Jeff Hangartner, the founder of the gaming start-up, Bulletproof Outlaws has been a professional developer of games over the last half a decade. Creator of Pixelation, the 1st Pixel Art Forum and also originator of the Pixel tutorials which have been published in the form of a book. Jeff has always been a pioneer of the gaming industry.
CG Today is proud to present Jeff’s exploration as he shares the whole process of creating a start-up right from day 1. With the belief that gaming development is coming back to its original “one programmer in the basement roots” idea, Bulletproof Outlaws is chronicling every step of its start-up process from strategies, to marketing, setting goals and outsourcing, successes and failures. The aim is to help other developers who have ideas but are intimidated by the whole start-up process and are not sure how to go about it.
You can visit his website Bulletproof Outlaws to know more about him or send an email to get connected.

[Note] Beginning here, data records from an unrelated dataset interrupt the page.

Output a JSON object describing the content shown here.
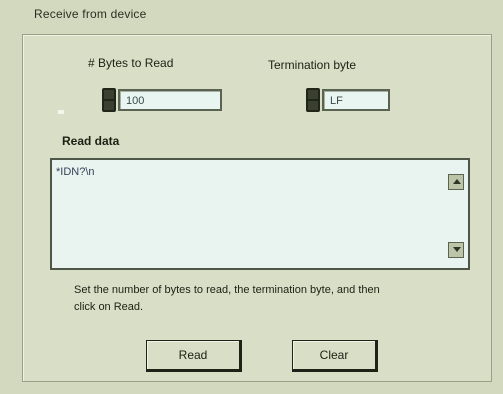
{
  "window": {
    "title": "Receive from device"
  },
  "inputs": {
    "bytes_label": "# Bytes to Read",
    "bytes_value": "100",
    "termination_label": "Termination byte",
    "termination_value": "LF"
  },
  "read_data": {
    "label": "Read data",
    "content": "*IDN?\\n"
  },
  "help_text": "Set the number of bytes to read, the termination byte, and then click on Read.",
  "buttons": {
    "read": "Read",
    "clear": "Clear"
  },
  "colors": {
    "window_bg": "#d6dcc4",
    "field_bg": "#e8f5f1"
  }
}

Today I had my business class and my business coaching session. Everything going pretty smooth, so the coaching was all good. My goals per week have gotten a little more organic/random because I’m working in sync with Derek now so it’s hard to say “this task will be done by next week” because he may need something unrelated to that task and what he needs is my top priority right now. He’s still got the flu, but should be back to the world of the living soon haha In our business class we just filled out some surveys about the course itself (it was fantastic!) and did some self-analysis stuff. Back at the start of the course (Sept 20, 2010) we filled out sheets describing on scales of 1 – 5, how we’re doing in different categories of our life…relationships (do we have a large support network in our friends and families, do we have business connections, etc.), personal skills (am I just good at game dev stuff? what about leadership, or organizational skills, etc.), internal stuff (confidence, positive self-talk, I’ve always had this haha), financial assets (access to money, business bank account, etc.), and physical assets (tools/computers, office space, roof over your head at home, etc.).